Sorumlulukları paylaşın
Dış ve iç gerçekliği dengelemek için, kişinin kendisine ve çevresine iyi bakması gereken bu süreçte; çiftlerin duygusal ve insani temaslarını artırmaları, birbirlerinin gözüne daha çok bakarak konuşmaları, ev içindeki işbölümünde sorumlulukları paylaşmaları, çift olarak adaptasyon ve uyumlanma hızını artırabilir.
Ortak hedefler belirleyin
Karantina günleri ilişkiler açısından önemli fırsatlar da içermektedir. Daha önce trafikte ve mesaide harcanan zaman, ilişkileri olumsuz etkilerken; sosyal izolasyon, evde partnerinizle kaliteli ve derin bağ kurmak için alan yaratmaktadır. Ortak hedeflerin belirlenmesi ve aynı ev içinde hoşunuza giden ilgi alanlarında hareket etmek, bu bağı güçlendirebilir. Örneğin;
- Partnerinizin zihnini okumak yerine, onunla açık ve şeffaf diyaloglar kurun.
- Kesintisiz beraber olma fırsatı ve zaman zenginliğini; anılarınızı gözden geçirerek, ortak arkadaşlarınızla iletişim kurarak değerlendirin.
- Bir rutin belirleyerek (kahvaltı saati, kahve saati, uyku saati gibi) günlük program dahilinde ortak hareket edin.
- Birbirinizin özel alanlarına saygı duyun (müzik dinlemek, kitap okumak, yakın çevre ve arkadaşlarla iletişim ) ve bireysel aktivitelere gün içinde zaman ayırın.
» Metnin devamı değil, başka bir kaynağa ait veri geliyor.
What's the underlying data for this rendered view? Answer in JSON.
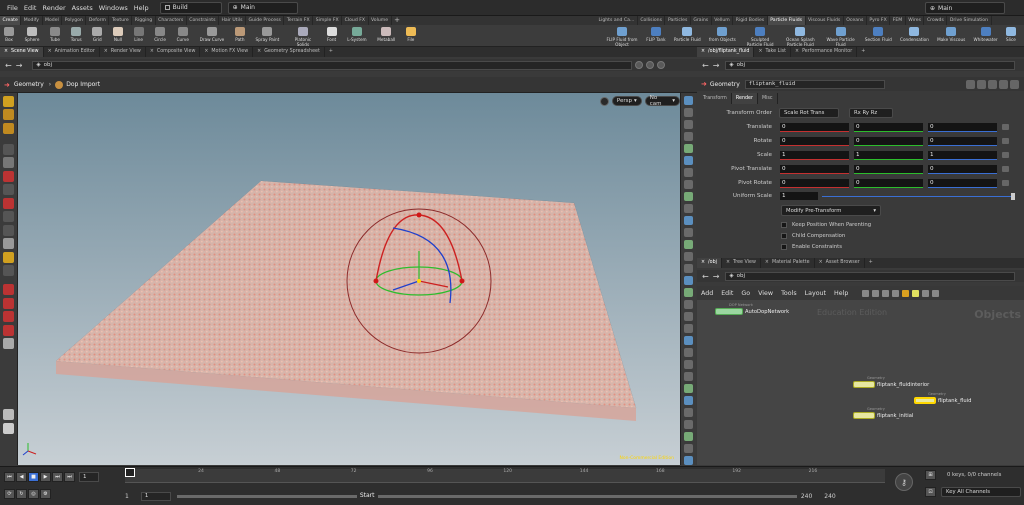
{
  "menubar": {
    "items": [
      "File",
      "Edit",
      "Render",
      "Assets",
      "Windows",
      "Help"
    ],
    "desktop": "Build",
    "context": "Main",
    "right_context": "Main"
  },
  "shelf_left_tabs": [
    "Create",
    "Modify",
    "Model",
    "Polygon",
    "Deform",
    "Texture",
    "Rigging",
    "Characters",
    "Constraints",
    "Hair Utils",
    "Guide Process",
    "Terrain FX",
    "Simple FX",
    "Cloud FX",
    "Volume"
  ],
  "shelf_right_tabs": [
    "Lights and Ca...",
    "Collisions",
    "Particles",
    "Grains",
    "Vellum",
    "Rigid Bodies",
    "Particle Fluids",
    "Viscous Fluids",
    "Oceans",
    "Pyro FX",
    "FEM",
    "Wires",
    "Crowds",
    "Drive Simulation"
  ],
  "shelf_left_tools": [
    "Box",
    "Sphere",
    "Tube",
    "Torus",
    "Grid",
    "Null",
    "Line",
    "Circle",
    "Curve",
    "Draw Curve",
    "Path",
    "Spray Paint",
    "Platonic Solids",
    "Font",
    "L-System",
    "Metaball",
    "File"
  ],
  "shelf_right_tools": [
    "FLIP Fluid from Object",
    "FLIP Tank",
    "Particle Fluid",
    "from Objects",
    "Sculpted Particle Fluid",
    "Ocean Splash Particle Fluid",
    "Wave Particle Fluid",
    "Section Fluid",
    "Condensation",
    "Make Viscous",
    "Whitewater",
    "Slice"
  ],
  "left_pane_tabs": [
    "Scene View",
    "Animation Editor",
    "Render View",
    "Composite View",
    "Motion FX View",
    "Geometry Spreadsheet"
  ],
  "right_top_tabs": [
    "/obj/fliptank_fluid",
    "Take List",
    "Performance Monitor"
  ],
  "left_path": "obj",
  "right_path": "obj",
  "viewport": {
    "state_label": "Geometry",
    "network_label": "Dop Import",
    "persp": "Persp",
    "camera": "No cam",
    "hint": "Non-Commercial Edition"
  },
  "params": {
    "node_type": "Geometry",
    "node_name": "fliptank_fluid",
    "tabs": [
      "Transform",
      "Render",
      "Misc"
    ],
    "transform_order_label": "Transform Order",
    "transform_order": "Scale Rot Trans",
    "rot_order": "Rx Ry Rz",
    "rows": [
      {
        "label": "Translate",
        "values": [
          "0",
          "0",
          "0"
        ]
      },
      {
        "label": "Rotate",
        "values": [
          "0",
          "0",
          "0"
        ]
      },
      {
        "label": "Scale",
        "values": [
          "1",
          "1",
          "1"
        ]
      },
      {
        "label": "Pivot Translate",
        "values": [
          "0",
          "0",
          "0"
        ]
      },
      {
        "label": "Pivot Rotate",
        "values": [
          "0",
          "0",
          "0"
        ]
      }
    ],
    "uniform_scale_label": "Uniform Scale",
    "uniform_scale": "1",
    "modify_pretransform": "Modify Pre-Transform",
    "checkboxes": [
      "Keep Position When Parenting",
      "Child Compensation",
      "Enable Constraints"
    ]
  },
  "net_tabs": [
    "/obj",
    "Tree View",
    "Material Palette",
    "Asset Browser"
  ],
  "net_menu": [
    "Add",
    "Edit",
    "Go",
    "View",
    "Tools",
    "Layout",
    "Help"
  ],
  "net": {
    "watermark_edition": "Education Edition",
    "watermark_context": "Objects",
    "nodes": [
      {
        "name": "AutoDopNetwork",
        "sub": "DOP Network"
      },
      {
        "name": "fliptank_fluidinterior",
        "sub": "Geometry"
      },
      {
        "name": "fliptank_fluid",
        "sub": "Geometry"
      },
      {
        "name": "fliptank_initial",
        "sub": "Geometry"
      }
    ]
  },
  "timeline": {
    "frame": "1",
    "ticks": [
      "24",
      "48",
      "72",
      "96",
      "120",
      "144",
      "168",
      "192",
      "216"
    ],
    "start": "1",
    "start2": "1",
    "start_label": "Start",
    "end": "240",
    "end2": "240",
    "keys_info": "0 keys, 0/0 channels",
    "key_all": "Key All Channels",
    "icons": [
      "prev-key-icon",
      "play-back-icon",
      "stop-icon",
      "play-icon",
      "next-key-icon",
      "end-icon"
    ]
  },
  "colors": {
    "grid_top": "#6d8a9a",
    "grid_bottom": "#c7cfd4",
    "particles": "#e8a08e",
    "node_fill": "#e8e8a0",
    "accent": "#ffd700"
  }
}
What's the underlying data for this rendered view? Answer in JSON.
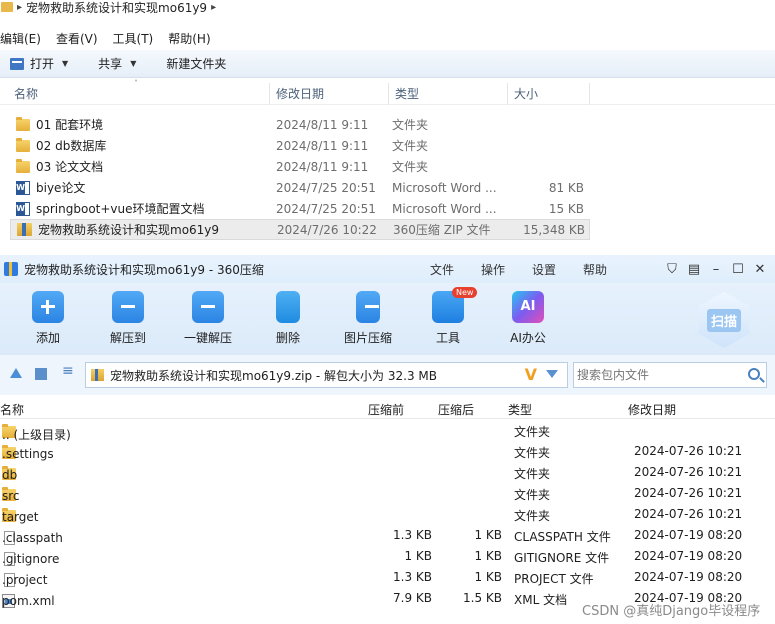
{
  "explorer": {
    "path": "宠物救助系统设计和实现mo61y9",
    "menu": [
      "编辑(E)",
      "查看(V)",
      "工具(T)",
      "帮助(H)"
    ],
    "toolbar": {
      "open": "打开",
      "share": "共享",
      "new_folder": "新建文件夹"
    },
    "columns": {
      "name": "名称",
      "date": "修改日期",
      "type": "类型",
      "size": "大小"
    },
    "rows": [
      {
        "name": "01 配套环境",
        "date": "2024/8/11 9:11",
        "type": "文件夹",
        "size": "",
        "icon": "folder-icon"
      },
      {
        "name": "02 db数据库",
        "date": "2024/8/11 9:11",
        "type": "文件夹",
        "size": "",
        "icon": "folder-icon"
      },
      {
        "name": "03 论文文档",
        "date": "2024/8/11 9:11",
        "type": "文件夹",
        "size": "",
        "icon": "folder-icon"
      },
      {
        "name": "biye论文",
        "date": "2024/7/25 20:51",
        "type": "Microsoft Word ...",
        "size": "81 KB",
        "icon": "word-icon"
      },
      {
        "name": "springboot+vue环境配置文档",
        "date": "2024/7/25 20:51",
        "type": "Microsoft Word ...",
        "size": "15 KB",
        "icon": "word-icon"
      },
      {
        "name": "宠物救助系统设计和实现mo61y9",
        "date": "2024/7/26 10:22",
        "type": "360压缩 ZIP 文件",
        "size": "15,348 KB",
        "icon": "zip-icon"
      }
    ]
  },
  "zip": {
    "title": "宠物救助系统设计和实现mo61y9 - 360压缩",
    "menus": [
      "文件",
      "操作",
      "设置",
      "帮助"
    ],
    "toolbar": {
      "add": "添加",
      "extract_to": "解压到",
      "one_click": "一键解压",
      "delete": "删除",
      "image_compress": "图片压缩",
      "tools": "工具",
      "ai_office": "AI办公",
      "new_badge": "New",
      "ai_icon_text": "AI",
      "scan": "扫描"
    },
    "path": "宠物救助系统设计和实现mo61y9.zip - 解包大小为 32.3 MB",
    "v_mark": "V",
    "search_placeholder": "搜索包内文件",
    "columns": {
      "name": "名称",
      "compressed": "压缩前",
      "original": "压缩后",
      "type": "类型",
      "date": "修改日期"
    },
    "rows": [
      {
        "name": ".. (上级目录)",
        "csize": "",
        "osize": "",
        "type": "文件夹",
        "date": "",
        "icon": "folder-icon"
      },
      {
        "name": ".settings",
        "csize": "",
        "osize": "",
        "type": "文件夹",
        "date": "2024-07-26 10:21",
        "icon": "folder-icon"
      },
      {
        "name": "db",
        "csize": "",
        "osize": "",
        "type": "文件夹",
        "date": "2024-07-26 10:21",
        "icon": "folder-icon"
      },
      {
        "name": "src",
        "csize": "",
        "osize": "",
        "type": "文件夹",
        "date": "2024-07-26 10:21",
        "icon": "folder-icon"
      },
      {
        "name": "target",
        "csize": "",
        "osize": "",
        "type": "文件夹",
        "date": "2024-07-26 10:21",
        "icon": "folder-icon"
      },
      {
        "name": ".classpath",
        "csize": "1.3 KB",
        "osize": "1 KB",
        "type": "CLASSPATH 文件",
        "date": "2024-07-19 08:20",
        "icon": "file-icon"
      },
      {
        "name": ".gitignore",
        "csize": "1 KB",
        "osize": "1 KB",
        "type": "GITIGNORE 文件",
        "date": "2024-07-19 08:20",
        "icon": "file-icon"
      },
      {
        "name": ".project",
        "csize": "1.3 KB",
        "osize": "1 KB",
        "type": "PROJECT 文件",
        "date": "2024-07-19 08:20",
        "icon": "file-icon"
      },
      {
        "name": "pom.xml",
        "csize": "7.9 KB",
        "osize": "1.5 KB",
        "type": "XML 文档",
        "date": "2024-07-19 08:20",
        "icon": "xml-icon"
      }
    ]
  },
  "watermark": "CSDN @真纯Django毕设程序"
}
- Çift olarak size keyif veren (evde birlikte egzersiz yapmak, yemek yapmak, dizi izlemek gibi) aktiviteleri artırın.
- Stresle farklı şekilde baş eden, farklı insanlar olduğunuzu unutmayın.
Kendinizin ve eşinizin duygusal ihtiyaçlarının farkında olun
Sevileni ve sevgiyi korumanın önemli yollarından biri de, kendini iyi ifade edebilmektir. Uyumlu çiftlerin, kendi uyumsuzluklarının ve duygusal ihtiyaçlarının temelindeki nedenlerin farkında olan, aynı şekilde karşı tarafın da doyurulması gereken istek ve ihtiyaçlarına duyarlı olan kişilerden oluştuğu görülmektedir. Çiftlerin karşılıklı olarak birbirlerine değer verdiklerini hissettirmeleri önemlidir.